A little green stem lifts its head from the soil. Another little head pops up, saying, “Mama, it’s growing!” While we’re used to seeing this scene in June, it can also happen in January — by bringing the garden into our kids’ reach, right in the warmth of our living room.
Summer has plenty of family activities out in the sun — with gardening and hiking being just two ways to earn your bug bites — but when winter comes, we can’t always usher little hands and feet out into the cold. And it’s easy to let screen time edge into more moments of today’s childhood.
Despite this tendency toward screens, Chris Finley, principal of Childs Elementary School in Bloomington, sees a different image of youth. Any day of the week, he sees his students working in the school garden or eagerly composting their food waste in the cafeteria, volunteering away their recess time. “Children are naturally inquisitive about the world around them,” Finley says, “and our garden has had a big impact on the students.” Even in the gloom and gray of winter, we owe the younger generation the right to get their hands dirty.
Bringing it indoors
Winter coupled with an indoor environment might sound like a challenge to most green thumbs, but growing plants indoors is quite feasible, especially in the constant, ideal temperatures of our homes and classrooms. Nevertheless, any gardener will tell you, a question must be asked: “What plants want to grow here?” Gardening is hyper-localized. That’s true whether you’re talking about differences between one vegetation zone to another or from one room to another.
The big variable for inside gardening is sunlight. However, don’t believe the naysayers — almost any environment has its eager participants. If you have south- and west-facing windows that bathe in light all day, you will have a wider range of plants to choose from, even tomatoes and peppers. Bush beans could be grown as a houseplant. Otherwise, flowers like calendula and violets are no-fuss and ever-beautiful. Windowsills and sunrooms make for ideal plant sites, but containers can rest on the floor anywhere that gets a little sun. Artificial lighting is always an option to supplement a shady house. And there are plenty of tasty species that will happily do well with less (for example: lettuces, kale, baby spinach, and many of the main culinary herbs).
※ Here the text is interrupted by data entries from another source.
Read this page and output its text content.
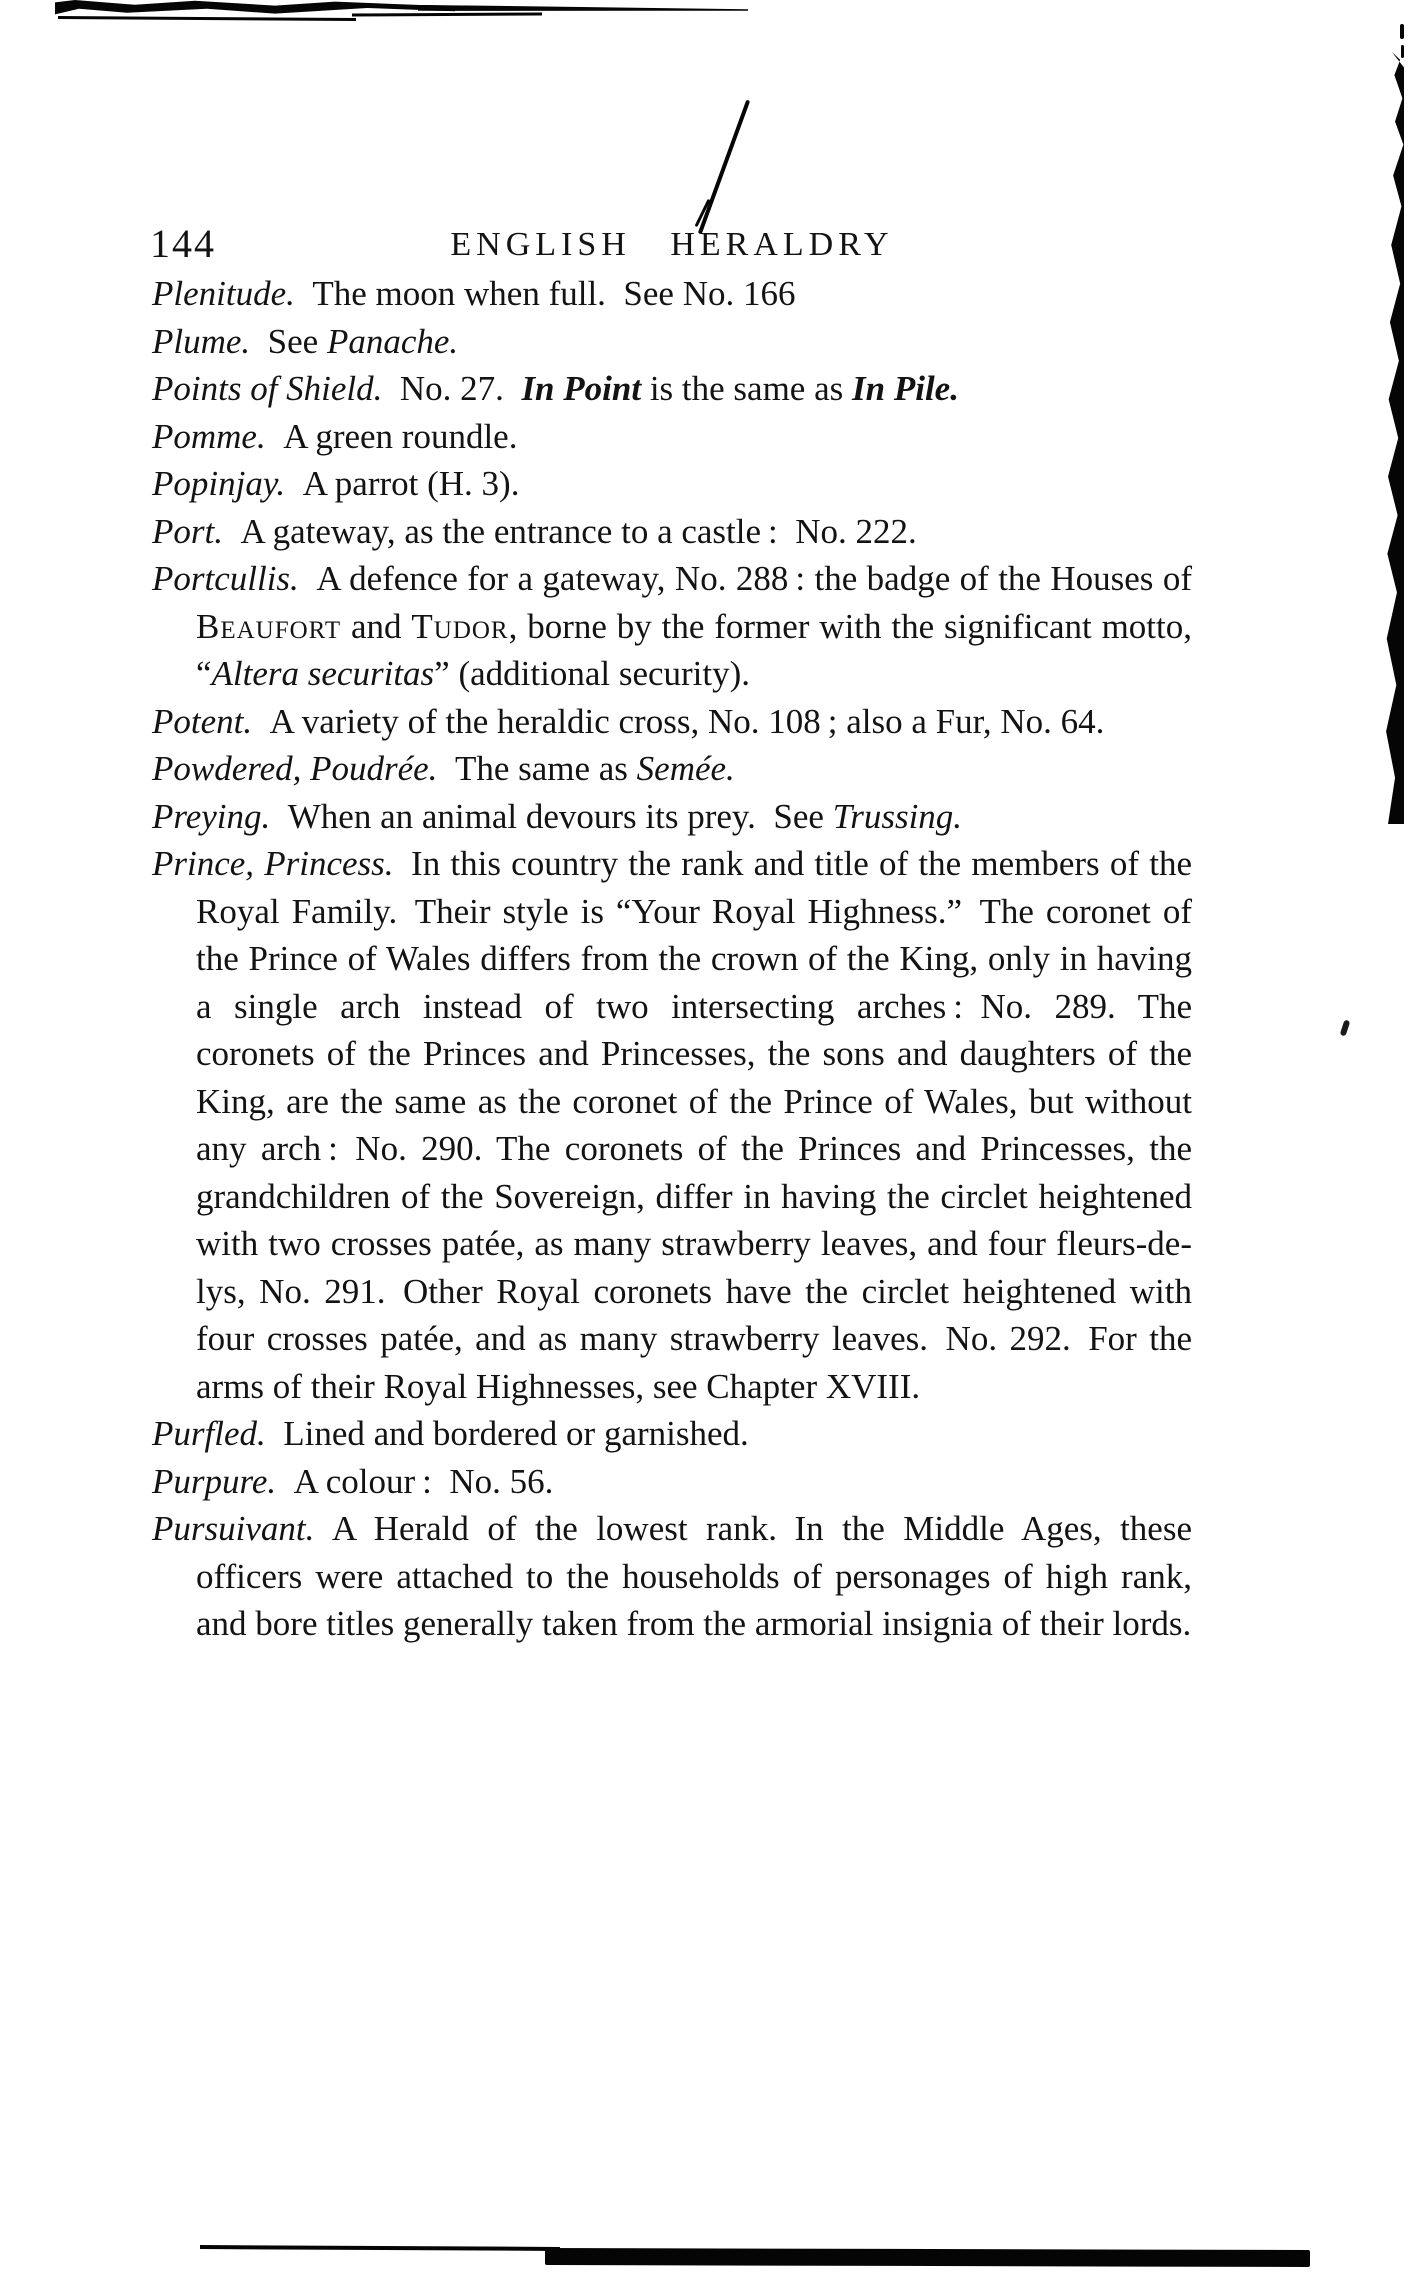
144	ENGLISH HERALDRY

Plenitude. The moon when full. See No. 166

Plume. See Panache.

Points of Shield. No. 27. In Point is the same as In Pile.

Pomme. A green roundle.

Popinjay. A parrot (H. 3).

Port. A gateway, as the entrance to a castle : No. 222.

Portcullis. A defence for a gateway, No. 288 : the badge of the Houses of Beaufort and Tudor, borne by the former with the significant motto, “Altera securitas” (additional security).

Potent. A variety of the heraldic cross, No. 108 ; also a Fur, No. 64.

Powdered, Poudrée. The same as Semée.

Preying. When an animal devours its prey. See Trussing.

Prince, Princess. In this country the rank and title of the members of the Royal Family. Their style is “Your Royal Highness.” The coronet of the Prince of Wales differs from the crown of the King, only in having a single arch instead of two intersecting arches : No. 289. The coronets of the Princes and Princesses, the sons and daughters of the King, are the same as the coronet of the Prince of Wales, but without any arch : No. 290. The coronets of the Princes and Princesses, the grandchildren of the Sovereign, differ in having the circlet heightened with two crosses patée, as many strawberry leaves, and four fleurs-de-lys, No. 291. Other Royal coronets have the circlet heightened with four crosses patée, and as many strawberry leaves. No. 292. For the arms of their Royal Highnesses, see Chapter XVIII.

Purfled. Lined and bordered or garnished.

Purpure. A colour : No. 56.

Pursuivant. A Herald of the lowest rank. In the Middle Ages, these officers were attached to the households of personages of high rank, and bore titles generally taken from the armorial insignia of their lords.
Humidity can be tricky, and especially so if your furnace is running. The dry air of a heated home may mean checking a couple of times a day on moisture levels of your potted friends. Make sure you use a drainage tray under your plant to avoid water damage from watering your plants inside your home.
Keeping it kid-centered
Here’s the good news for those worrying about their gardening skills: When we garden with our kids, we don’t have to focus on results. It’s a matter of process. It’s the journey — not the size of our cucumbers — that provides them with lifelong learning. So keep expectations light and have fun. By all means, giggle while you garden.
Amy Thompson, a Monroe County extension agent who delivers sound advice to local gardeners and farmers, recommends staying creative to ensure the enthusiasm of students and children. Specifically, she suggests growing sprouts of different kinds of beans, lentils, and other seeds. These grow quickly so you can cycle through varieties constantly to keep the activity fresh for a child. Also, it takes very little space.
Another idea is reincarnating vegetable scraps. Avocado seeds can be started instead of pitched (but you’ll need a greenhouse or a warm, south-facing sunroom to actually get the plant to grow fruit). Green onions can be re-sprouted from discarded roots. Cuttings of herbs can be rooted in water then transplanted into soil.
Use your imagination. Instead of just growing romaine in potting soil, try some less traditional indoor gardening options. See-through, worm-composting bins can be a great activity for kids to maintain. Mushrooms can be grown on logs or from kits. Make a pizza herb garden if your kids like pizza (what kid doesn’t like pizza?). Grow pumpkin seeds in a scooped-out pumpkin, then transplant it all straight into the dirt. Or use the winter for nutrition lessons or garden planning, perhaps with crayons and old wrapping paper. Paint pots to use in the spring. Take old packets of seeds and do germination tests.
The point is: Grow something. Your students or kids will liven up just like the seeds they plant.
Getting youngsters on board
With all the competition for their attention, it may sound intimidating to get a child enthusiastic about one of these projects. However, kids naturally gravitate to the visceral experience of plants and gardening. Your initial approach, though, can make a considerable difference.
Ask the children for their ideas. Give them options, especially options that reflect their interests. If they choose what to grow, they’re likelier to take ownership and follow through with the process. Keep it visible and accessible, so they’re likely to keep an eye on it. Buy them their own garden tools, or let them help you cook with the finished crop.
One great idea is to make it look expressly unlike an adult activity. Fill a toy dump truck with potting soil and plant into it. Start seeds in an egg carton. Make labels out of popsicle sticks. Bring a kiddie pool into the sunroom as a playful raised bed. Together, make them their own watering can out of a milk jug. Use fun names. Grow “princess peas” or “magical mint.” There are plenty of imaginative ideas online as well.
As for inspiring kids to get on board, Ginny Roberts of the Indiana Farm to School Network says not to overthink it. She has been creating standards-meeting curriculums that incorporate garden and nutrition education in schools. In this work, Roberts has visited hundreds of classrooms, and the class garden or grow lab is always the first thing the students want to show her.
Shouldn’t gardening be one of the first things we show them?